Z kolei reklamowana instalacja “Czarny wrzesień” tak naprawdę cofa doświadczenia sztuki o jakieś 17 tysięcy lat. Oto bowiem autor zrekonstruował wygląd pokoi zamieszkałych przez izraelskich sportowców w wiosce olimpijskiej w Monachium po ataku na nich arabskich terrorystów. Ponoć ma być wstrząsające. Ale raczej jest niepotrzebne. Sztuka nie ma za zadanie falsyfikować rzeczywistości, tworzyć jej kopii, lecz metaforyzować rzeczywistość, powoływać do życia jej uniwersalne symbole, uogólnienia tworzące nową jakość. Autor instalacji “Czarny wrzesień” zachował się dokładnie tak jak jaskiniowcy z Lascaux – skopiował jakiś fragment życia (scenerię wydarzenia) swojej epoki. Wrócił do czasu, kiedy nie rozumiano jeszcze, iż sztuka ma kreować, stwarzać, a nie zapisywać. A może zachował się jeszcze gorzej - 17 tysięcy lat temu pierwsi artyści zdawali sobie sprawę, że sztuka powinna posługiwać się innym językiem niż rzeczywistość. Dlatego ochrą na skalnych ścianach malowali bizony, a nie położyli pod tą ścianą martwego bizona.

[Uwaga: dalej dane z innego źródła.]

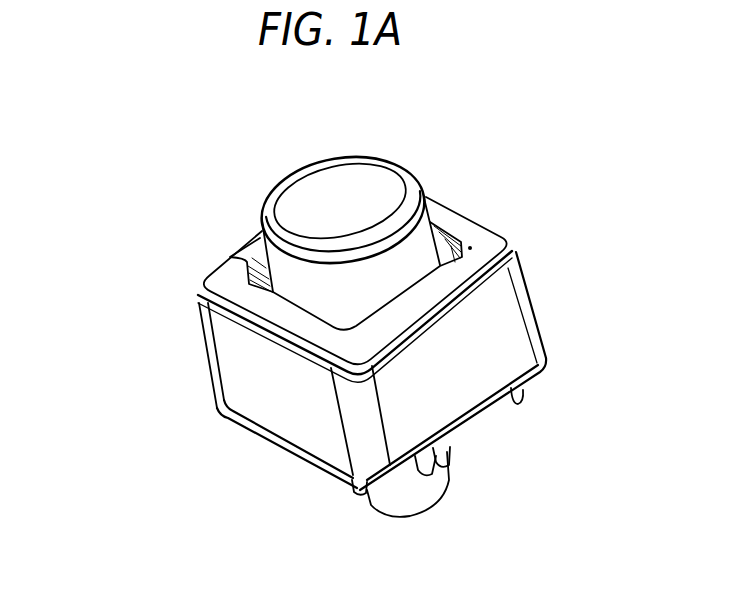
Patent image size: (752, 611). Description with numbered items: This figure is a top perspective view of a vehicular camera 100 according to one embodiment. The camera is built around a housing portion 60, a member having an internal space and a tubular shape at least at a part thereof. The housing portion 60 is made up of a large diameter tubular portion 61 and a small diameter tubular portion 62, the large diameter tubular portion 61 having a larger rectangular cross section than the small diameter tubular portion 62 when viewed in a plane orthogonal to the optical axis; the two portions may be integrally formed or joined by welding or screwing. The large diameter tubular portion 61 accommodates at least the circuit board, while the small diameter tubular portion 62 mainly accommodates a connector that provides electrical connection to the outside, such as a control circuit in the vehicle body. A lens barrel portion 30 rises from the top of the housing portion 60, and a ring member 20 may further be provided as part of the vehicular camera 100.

The vehicular camera 100 is at (478, 95).
The ring member 20 is at (502, 230).
The lens barrel portion 30 is at (278, 190).
The housing portion 60 is at (131, 382).
The large diameter tubular portion 61 is at (208, 360).
The small diameter tubular portion 62 is at (367, 505).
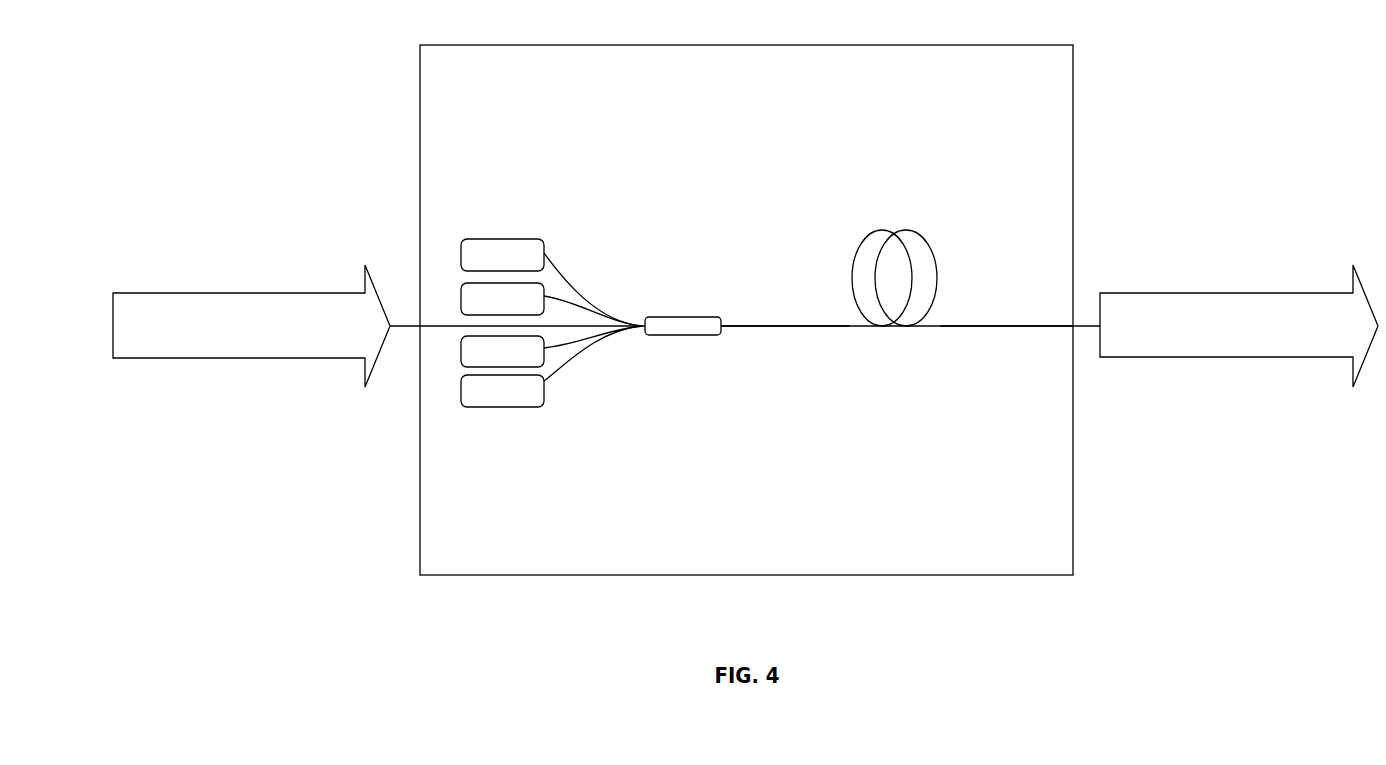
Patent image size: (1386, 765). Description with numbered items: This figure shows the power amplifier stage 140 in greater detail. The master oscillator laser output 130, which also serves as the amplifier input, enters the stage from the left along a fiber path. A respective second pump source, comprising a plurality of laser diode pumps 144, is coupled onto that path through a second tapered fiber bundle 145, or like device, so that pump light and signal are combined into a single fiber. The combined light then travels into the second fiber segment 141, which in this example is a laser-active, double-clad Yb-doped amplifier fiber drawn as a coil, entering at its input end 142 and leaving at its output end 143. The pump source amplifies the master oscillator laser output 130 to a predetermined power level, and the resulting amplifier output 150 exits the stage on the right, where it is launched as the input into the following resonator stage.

The master oscillator laser output 130 is at (216, 280).
The power amplifier stage 140 is at (824, 74).
The second fiber segment 141 is at (961, 222).
The input end 142 is at (768, 408).
The output end 143 is at (990, 408).
The laser diode pumps 144 is at (523, 222).
The second tapered fiber bundle 145 is at (704, 284).
The amplifier output 150 is at (1246, 280).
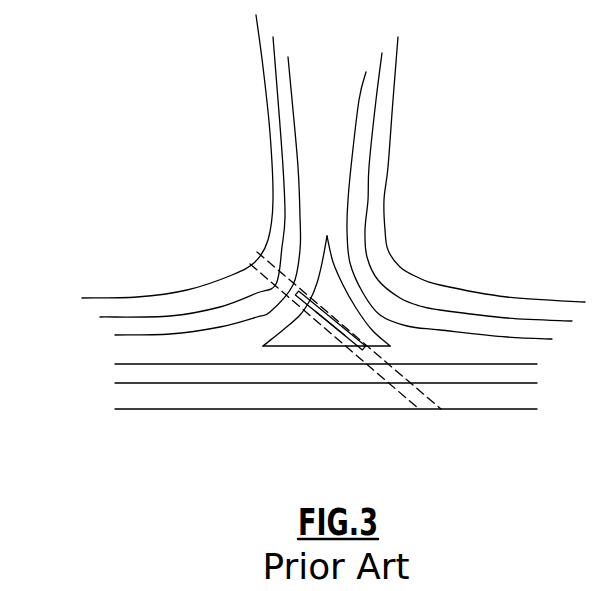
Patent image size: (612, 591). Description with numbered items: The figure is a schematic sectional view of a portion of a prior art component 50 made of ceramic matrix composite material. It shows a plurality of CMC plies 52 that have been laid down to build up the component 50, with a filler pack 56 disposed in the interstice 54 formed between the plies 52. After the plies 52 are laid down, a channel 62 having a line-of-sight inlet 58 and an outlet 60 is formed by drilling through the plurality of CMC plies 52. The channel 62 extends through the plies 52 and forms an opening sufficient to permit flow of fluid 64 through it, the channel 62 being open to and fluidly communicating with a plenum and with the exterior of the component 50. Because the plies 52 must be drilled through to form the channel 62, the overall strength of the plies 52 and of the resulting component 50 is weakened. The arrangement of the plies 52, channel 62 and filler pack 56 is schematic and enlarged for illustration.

The prior art component 50 is at (83, 107).
The CMC plies 52 is at (378, 90).
The interstice 54 is at (340, 226).
The filler pack 56 is at (257, 322).
The line-of-sight inlet 58 is at (246, 245).
The outlet 60 is at (446, 430).
The channel 62 is at (378, 344).
The fluid 64 is at (333, 328).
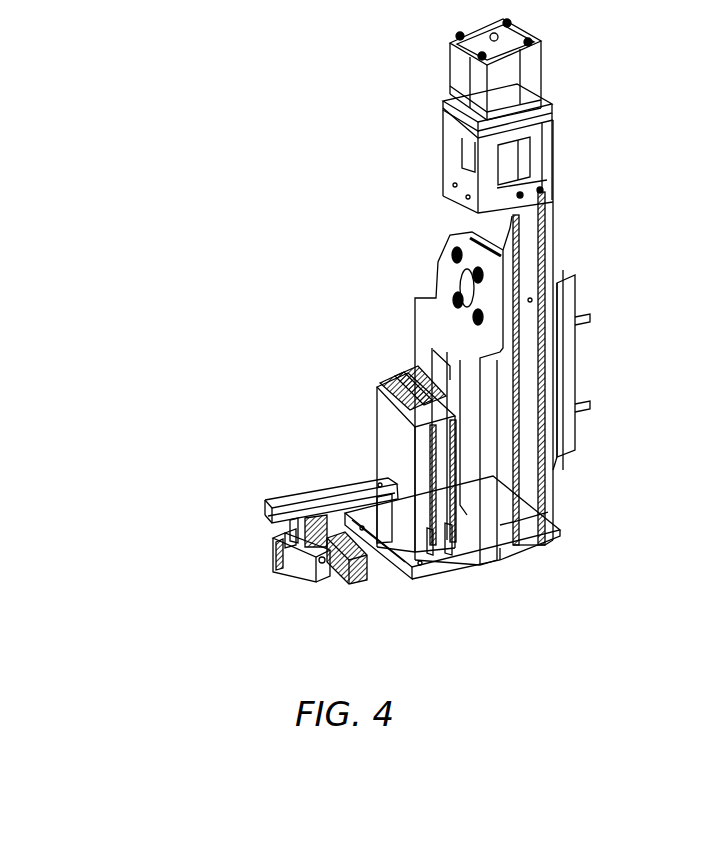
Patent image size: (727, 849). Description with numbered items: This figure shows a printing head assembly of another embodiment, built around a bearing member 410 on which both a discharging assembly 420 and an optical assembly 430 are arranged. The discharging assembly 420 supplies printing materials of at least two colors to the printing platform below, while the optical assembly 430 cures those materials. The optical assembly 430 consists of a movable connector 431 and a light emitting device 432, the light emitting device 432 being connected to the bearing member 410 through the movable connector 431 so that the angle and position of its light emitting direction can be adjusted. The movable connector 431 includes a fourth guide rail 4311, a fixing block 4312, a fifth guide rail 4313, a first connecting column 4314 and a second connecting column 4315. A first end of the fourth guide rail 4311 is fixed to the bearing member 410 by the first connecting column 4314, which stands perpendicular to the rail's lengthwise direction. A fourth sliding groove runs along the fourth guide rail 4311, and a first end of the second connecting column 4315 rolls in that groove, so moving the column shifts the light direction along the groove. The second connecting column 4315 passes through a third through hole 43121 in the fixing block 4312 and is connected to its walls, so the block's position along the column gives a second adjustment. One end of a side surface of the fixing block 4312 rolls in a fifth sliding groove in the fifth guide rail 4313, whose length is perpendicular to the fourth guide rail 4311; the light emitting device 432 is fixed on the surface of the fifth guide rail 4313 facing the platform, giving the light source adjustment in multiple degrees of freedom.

The bearing member 410 is at (414, 330).
The discharging assembly 420 is at (467, 490).
The optical assembly 430 is at (291, 507).
The movable connector 431 is at (326, 491).
The fourth guide rail 4311 is at (333, 485).
The fixing block 4312 is at (277, 560).
The third through hole 43121 is at (280, 546).
The fifth guide rail 4313 is at (395, 571).
The first connecting column 4314 is at (373, 487).
The second connecting column 4315 is at (267, 503).
The light emitting device 432 is at (347, 586).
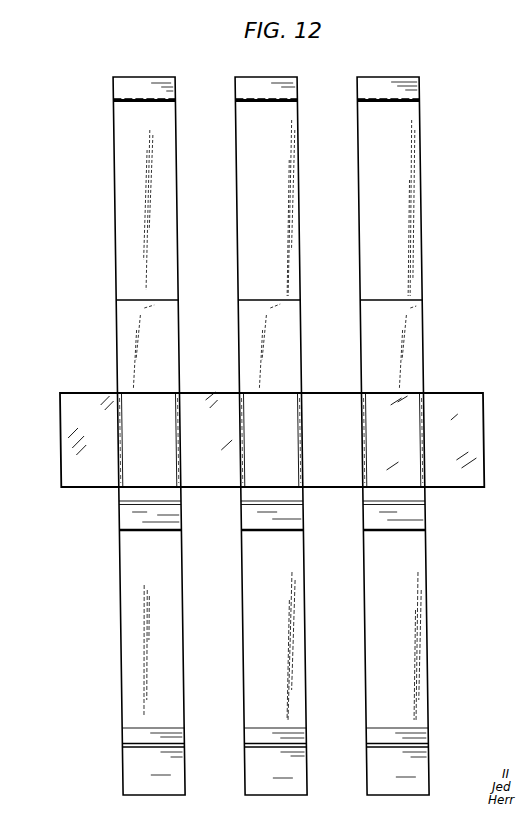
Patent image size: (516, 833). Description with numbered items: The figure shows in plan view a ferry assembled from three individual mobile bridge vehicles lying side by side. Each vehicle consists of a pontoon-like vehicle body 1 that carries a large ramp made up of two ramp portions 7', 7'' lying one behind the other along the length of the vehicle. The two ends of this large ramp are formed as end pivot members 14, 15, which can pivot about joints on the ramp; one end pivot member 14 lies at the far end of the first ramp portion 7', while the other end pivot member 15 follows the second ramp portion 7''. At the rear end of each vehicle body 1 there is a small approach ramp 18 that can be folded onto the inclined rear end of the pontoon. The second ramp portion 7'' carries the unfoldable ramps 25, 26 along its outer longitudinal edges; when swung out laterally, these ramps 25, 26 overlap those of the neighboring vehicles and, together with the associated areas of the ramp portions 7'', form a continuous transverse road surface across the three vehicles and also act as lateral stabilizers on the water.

The vehicle body 1 is at (117, 620).
The end pivot member 14 is at (121, 90).
The ramp portion 7' is at (268, 210).
The ramp portion 7'' is at (268, 346).
The unfoldable ramp 25 is at (62, 428).
The unfoldable ramp 26 is at (199, 393).
The end pivot member 15 is at (117, 519).
The approach ramp 18 is at (119, 766).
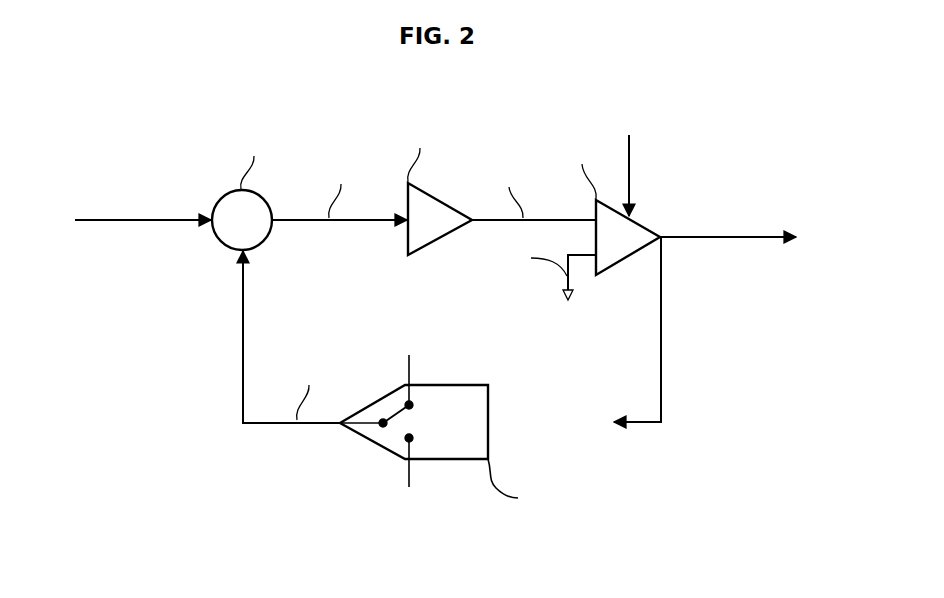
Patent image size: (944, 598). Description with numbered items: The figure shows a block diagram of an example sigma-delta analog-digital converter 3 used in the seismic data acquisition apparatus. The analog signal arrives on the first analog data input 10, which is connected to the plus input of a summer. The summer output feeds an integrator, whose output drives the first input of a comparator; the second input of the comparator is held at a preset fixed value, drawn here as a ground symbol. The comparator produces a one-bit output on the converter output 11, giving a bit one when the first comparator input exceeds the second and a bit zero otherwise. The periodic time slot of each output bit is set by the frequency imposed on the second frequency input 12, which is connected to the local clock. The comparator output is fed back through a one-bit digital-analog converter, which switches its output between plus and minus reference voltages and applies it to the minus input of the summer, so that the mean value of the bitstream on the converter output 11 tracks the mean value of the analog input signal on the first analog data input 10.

The analog-digital converter 3 is at (361, 95).
The first analog data input 10 is at (136, 222).
The converter output 11 is at (733, 236).
The second frequency input 12 is at (632, 173).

Christopher Draeger nawet w tym doświadczeniu się cofa, każe nam patrzeć na nieprawdziwą “podrobioną” scenerię dramatu, przez co w jakimś sensie dramat ten dewaluuje, bo tak naprawdę sprowadza go do kupy nieprawdziwego śmiecia (w gorszym przypadku) lub przedsięwzięć typu muzeum figur woskowych (w lepszym przypadku).
Ta wystawa może być jakimś doświadczeniem dla kogoś, kto znając wiele przygód sztuki – chce zobaczyć w jakie zaułki zabrnęły jej niektóre współczesne nurty. Ale nic więcej. Kiedy przed każdym z obrazów w galerii malarstwa polskiego Muzeum Górnośląskiego (jakieś 700 metrów od “Kroniki”) stanie człowiek z wykształceniem podstawowym niepełnym – obraz ten będzie go poruszał, oddziaływując na jego odczucia estetyczne. Podobnie poruszy kogoś z wykształceniem uniwersyteckim. Bo sztuka odwołuje się do rzeczy wspólnych ludziom. Eksponaty z “Bad news” mogą tak naprawdę poruszyć (i zostać zrozumiane) tylko przez miłośników sztuki współczesnej, którym na dodatek dyrektor “Kroniki” Sebastian Cichocki wyjaśni o co chodzi. Tzw. sztuka współczesna tworząc jedynie dla odbiorców z własnego, wąskiego grona, pozostając obcą i niezrozumiałą dla ogółu wrażliwych ludzi, zdaje się popełniać grzech podobny do tego, jakiego dopuścił się starotestamentalny mąż o imieniu rozpoczynającym się na literę O. To raczej zła wiadomość.